I already re-did the test with UCS-4.3-3 also and it still failed.
(I forgot to update the version number in comment #6)
Comment 9 Philipp Hahn univentionstaff 2019-08-07 09:44:55 CEST
Again at 4 customer environments: As soon as uvmm-node-kvm gets installed during the PXE installation, the networks afterwards is broken. This especially breaks un-setting the "reinstall" option on the computer account at the end of the PXE installation.

Also there is no option to really disable the bridge creation:
- If ucrv:uvmm/kvm/bridge/autostart is set to 'yes', debian/univention-virtual-machine-manager-node-kvm.init creates 'eth0' as a bridge with the original 'eth0' being renamed to 'peth0'.
- If ucrv:uvmm/kvm/bridge/autostart is set to 'no' or 'manually', debian/univention-virtual-machine-manager-node-kvm.postins creates the 'br0' bridge with 'eth0' enslaved through UCRVs.
- There is no option to disable both mechanisms, which is required at the customer site as they have several bridges to setup and the interface names are not stable (8-12 interfaces to different networks).

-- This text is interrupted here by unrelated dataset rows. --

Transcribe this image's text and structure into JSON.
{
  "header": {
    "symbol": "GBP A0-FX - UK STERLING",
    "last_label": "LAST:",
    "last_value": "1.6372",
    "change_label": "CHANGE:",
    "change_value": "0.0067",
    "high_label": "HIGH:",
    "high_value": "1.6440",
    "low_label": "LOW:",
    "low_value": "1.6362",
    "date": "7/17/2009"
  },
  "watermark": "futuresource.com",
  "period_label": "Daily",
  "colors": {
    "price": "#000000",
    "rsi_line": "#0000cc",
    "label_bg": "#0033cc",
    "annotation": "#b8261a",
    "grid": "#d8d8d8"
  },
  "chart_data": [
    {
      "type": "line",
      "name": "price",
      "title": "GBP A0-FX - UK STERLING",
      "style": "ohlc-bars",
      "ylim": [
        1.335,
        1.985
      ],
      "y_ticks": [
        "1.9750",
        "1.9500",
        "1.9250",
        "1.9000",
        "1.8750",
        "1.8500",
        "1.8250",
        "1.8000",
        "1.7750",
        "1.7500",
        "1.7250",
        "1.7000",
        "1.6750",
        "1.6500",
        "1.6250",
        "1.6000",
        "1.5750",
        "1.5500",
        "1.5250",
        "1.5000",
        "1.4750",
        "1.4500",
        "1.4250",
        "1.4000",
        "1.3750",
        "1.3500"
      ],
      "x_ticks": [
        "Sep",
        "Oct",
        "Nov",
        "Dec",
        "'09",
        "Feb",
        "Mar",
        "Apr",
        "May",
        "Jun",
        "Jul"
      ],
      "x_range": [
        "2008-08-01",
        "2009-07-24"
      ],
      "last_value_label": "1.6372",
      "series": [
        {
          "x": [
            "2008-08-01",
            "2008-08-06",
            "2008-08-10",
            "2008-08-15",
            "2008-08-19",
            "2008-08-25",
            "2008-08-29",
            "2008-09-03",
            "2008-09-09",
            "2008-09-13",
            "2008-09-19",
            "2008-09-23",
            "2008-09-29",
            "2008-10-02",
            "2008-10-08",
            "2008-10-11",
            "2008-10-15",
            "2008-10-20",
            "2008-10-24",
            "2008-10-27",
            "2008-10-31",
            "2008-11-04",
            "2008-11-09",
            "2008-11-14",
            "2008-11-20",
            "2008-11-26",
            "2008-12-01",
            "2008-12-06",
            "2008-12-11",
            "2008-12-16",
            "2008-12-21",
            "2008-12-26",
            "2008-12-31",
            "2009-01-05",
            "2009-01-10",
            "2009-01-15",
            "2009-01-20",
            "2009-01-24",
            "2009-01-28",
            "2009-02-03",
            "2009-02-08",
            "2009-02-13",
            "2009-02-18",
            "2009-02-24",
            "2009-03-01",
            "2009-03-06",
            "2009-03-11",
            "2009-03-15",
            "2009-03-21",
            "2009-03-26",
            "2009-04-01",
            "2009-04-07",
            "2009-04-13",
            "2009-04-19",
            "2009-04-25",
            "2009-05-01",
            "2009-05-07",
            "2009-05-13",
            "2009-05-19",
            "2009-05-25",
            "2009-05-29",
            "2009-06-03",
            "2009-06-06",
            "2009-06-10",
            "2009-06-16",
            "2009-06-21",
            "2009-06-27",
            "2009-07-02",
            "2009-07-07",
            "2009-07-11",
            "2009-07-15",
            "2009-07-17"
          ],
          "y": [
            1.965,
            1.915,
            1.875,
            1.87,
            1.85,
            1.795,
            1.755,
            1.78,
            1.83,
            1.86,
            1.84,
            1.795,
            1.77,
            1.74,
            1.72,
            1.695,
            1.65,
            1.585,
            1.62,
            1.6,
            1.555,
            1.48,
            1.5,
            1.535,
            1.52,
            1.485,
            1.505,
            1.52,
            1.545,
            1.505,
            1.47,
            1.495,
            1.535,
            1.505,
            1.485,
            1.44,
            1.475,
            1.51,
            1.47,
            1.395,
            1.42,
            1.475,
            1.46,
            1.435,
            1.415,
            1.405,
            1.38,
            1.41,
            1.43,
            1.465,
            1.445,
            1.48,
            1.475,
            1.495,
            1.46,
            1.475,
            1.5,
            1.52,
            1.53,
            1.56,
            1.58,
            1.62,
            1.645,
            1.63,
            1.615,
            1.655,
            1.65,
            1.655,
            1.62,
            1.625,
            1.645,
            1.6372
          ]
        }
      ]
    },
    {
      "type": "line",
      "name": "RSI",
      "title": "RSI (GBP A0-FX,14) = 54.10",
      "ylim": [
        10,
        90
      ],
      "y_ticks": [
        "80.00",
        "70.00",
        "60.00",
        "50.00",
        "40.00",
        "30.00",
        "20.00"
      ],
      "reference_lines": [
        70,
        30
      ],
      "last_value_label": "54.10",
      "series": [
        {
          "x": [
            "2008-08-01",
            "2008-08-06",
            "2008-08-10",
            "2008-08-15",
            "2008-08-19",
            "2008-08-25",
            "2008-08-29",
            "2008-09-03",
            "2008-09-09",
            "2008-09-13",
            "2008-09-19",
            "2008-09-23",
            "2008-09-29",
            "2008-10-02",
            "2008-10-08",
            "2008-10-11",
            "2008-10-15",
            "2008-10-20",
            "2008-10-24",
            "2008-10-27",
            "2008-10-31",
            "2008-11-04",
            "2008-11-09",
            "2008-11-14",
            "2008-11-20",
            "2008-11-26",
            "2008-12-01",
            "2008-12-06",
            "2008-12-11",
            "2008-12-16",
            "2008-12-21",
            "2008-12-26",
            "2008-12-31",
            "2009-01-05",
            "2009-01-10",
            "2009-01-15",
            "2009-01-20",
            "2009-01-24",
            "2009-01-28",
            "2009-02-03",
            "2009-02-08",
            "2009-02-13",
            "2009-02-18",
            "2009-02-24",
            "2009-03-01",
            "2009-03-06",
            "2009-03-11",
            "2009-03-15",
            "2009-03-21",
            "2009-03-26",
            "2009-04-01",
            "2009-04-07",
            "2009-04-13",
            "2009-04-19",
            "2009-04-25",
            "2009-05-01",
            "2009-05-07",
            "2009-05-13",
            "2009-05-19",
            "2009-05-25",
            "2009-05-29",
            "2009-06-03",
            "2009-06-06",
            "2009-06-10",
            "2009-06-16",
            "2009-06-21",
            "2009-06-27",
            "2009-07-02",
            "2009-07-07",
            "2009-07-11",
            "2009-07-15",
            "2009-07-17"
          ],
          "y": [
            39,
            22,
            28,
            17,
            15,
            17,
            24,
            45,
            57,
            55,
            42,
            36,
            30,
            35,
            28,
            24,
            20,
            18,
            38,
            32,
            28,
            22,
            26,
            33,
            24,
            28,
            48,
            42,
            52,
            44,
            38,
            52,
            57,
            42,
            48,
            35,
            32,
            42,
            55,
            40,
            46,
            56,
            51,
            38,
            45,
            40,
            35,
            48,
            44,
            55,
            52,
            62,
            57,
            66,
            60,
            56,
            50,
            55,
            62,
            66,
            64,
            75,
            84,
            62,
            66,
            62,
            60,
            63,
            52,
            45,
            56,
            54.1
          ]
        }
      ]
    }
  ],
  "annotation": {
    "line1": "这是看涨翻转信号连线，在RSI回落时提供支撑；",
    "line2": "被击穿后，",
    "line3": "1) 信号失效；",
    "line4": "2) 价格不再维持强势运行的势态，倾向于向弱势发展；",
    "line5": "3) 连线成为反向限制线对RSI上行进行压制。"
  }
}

I had to divert the script to get the work done:
  dpkg-divert --local --rename --divert /usr/lib/univention-virtual-machine-manager-node-kvm/ucs-kvm-setup-bridge.XXX --add /usr/lib/univention-virtual-machine-manager-node-kvm/ucs-kvm-setup-bridge

That was further complicated by the fact that loading the "bridge" Linux kernel module failed due to Bug #48123
Comment 10 Ingo Steuwer univentionstaff 2021-05-14 15:42:48 CEST
This issue has been filed against UCS 4.3.

UCS 4.3 is out of maintenance and many UCS components have changed in later releases. Thus, this issue is now being closed.

If this issue still occurs in newer UCS versions, please use "Clone this bug" or reopen it and update the UCS version. In this case please provide detailed information on how this issue is affecting you.